As Jim states in a comment, "eye level" is a rough approximation rather than a specific measurement, in the same way that "room temperature", "ice cold", or "knee high" are. (And yes, I'm aware that the first two can have defined specifics, but in general use they are approximate.)
Wikipedia has a listing of the average height for a number of countries. A quick approximation from this list puts average human height (very) roughly around 155-158 cm. Thus, you could rewrite the start of the sentence like this:
There were scars closer to 157 cm high as well...
You certainly wouldn't add a definite article before "157 cm", would you? So the answer to your immediate question is "no, do not use a definite article in that context."
You could, however, write a sentence like this:
The insect flew past, inches from his face, and precisely at the level of his eyes.
...precisely at his eye level.
Note that this moves the context from a generic approximation of human height to a specific instance of one person's height. Instead of being an approximate placement of objects in an undefined area, it's a highly specific location relative to the person in question. (Even if we don't know how far off the ground his eyes are located, we know they must be some distance away from the ground.)

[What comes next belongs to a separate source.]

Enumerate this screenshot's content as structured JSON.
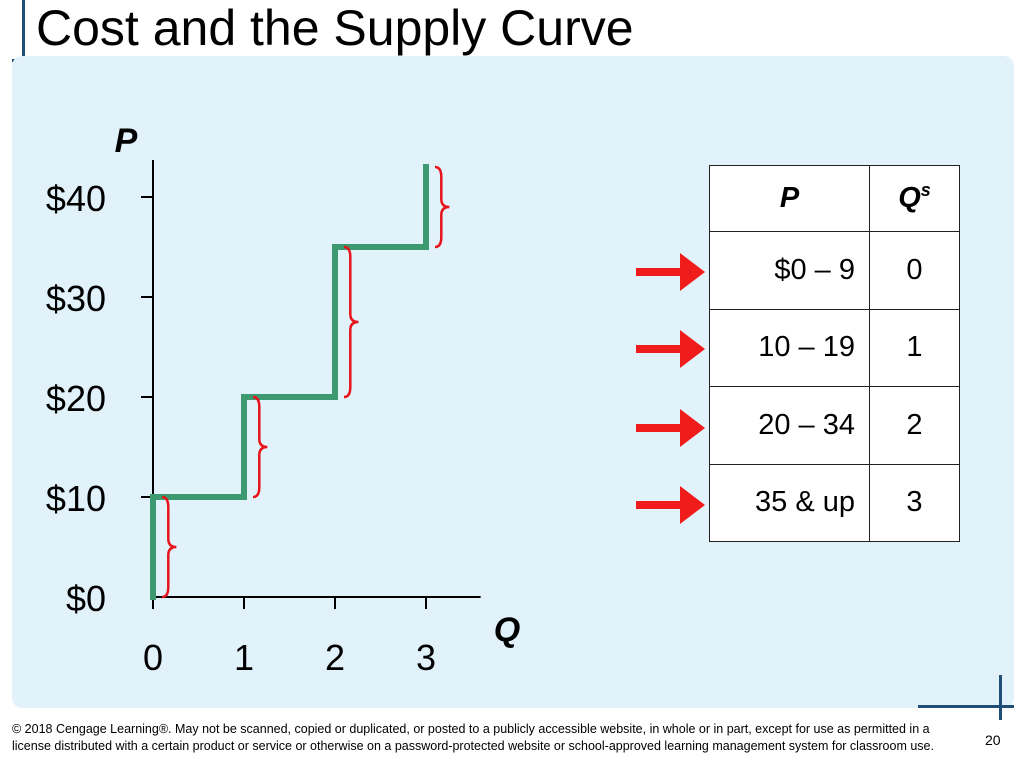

Your broader remark about level as a mass noun is a reasonable attempt to intepret the word, but incorrect. In standard English, there is no common usage that approximates to "[number] [units] of level". It is always used as a count noun:
The house has three levels plus a garage.
That is wrong on so many levels.
I completed the last levels of the game!
There may be some technical field that uses level as a mass noun, but again, it is not standard English usage.